Some studio executives expect that Smith will likely do some kind of sit-down interview with an Oprah Winfrey-like figure as a way of rehabilitating his public persona. Although the Smith family has its own in-house talk show, “Red Table Talk,” on Facebook Watch, insiders believe that the actor needs to venture outside his comfort zone or risk being accused of being self-promotional. There is also historical trauma in Smith’s past that would make for fodder in such an interview. In his 2021 memoir “Will,” Smith details witnessing his father Willard Carroll Smith Sr. physically abuse his mother. The star discusses the pain of failing to intervene on her behalf as a child. When he does re-emerge, Smith should expect to have every word and action dissected and analyzed. The margin for error will be perilously slim.
“Will is not only going to have to be on his best behavior, he’s going to have to be a saint,” Bock says. That doesn’t mean salvation is out of reach. “Hollywood loves nothing more than a redemption story. That may be the most challenging role of his career.”

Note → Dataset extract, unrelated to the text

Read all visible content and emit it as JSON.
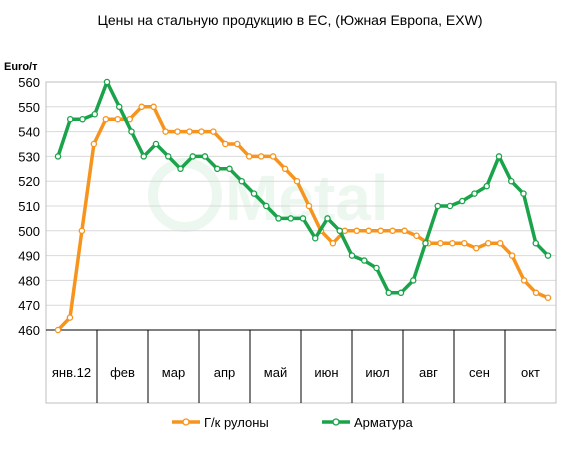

Hollywood may love a comeback, but Howard Bragman, a crisis PR expert, notes that the impact is more complicated because it wasn’t self-directed. Other celebrity scandals, such as Tom Cruise’s infamous couch-jumping or Robert Downey Jr.’s battles with substance abuse, didn’t result in the same kind of collateral damage.
“People have been comparing it to Tom Cruise, but that was Tom Cruise hurting Tom Cruise,” Bragman said. “This hurts other people.”
Now, Smith will need to show he knows how to make amendments.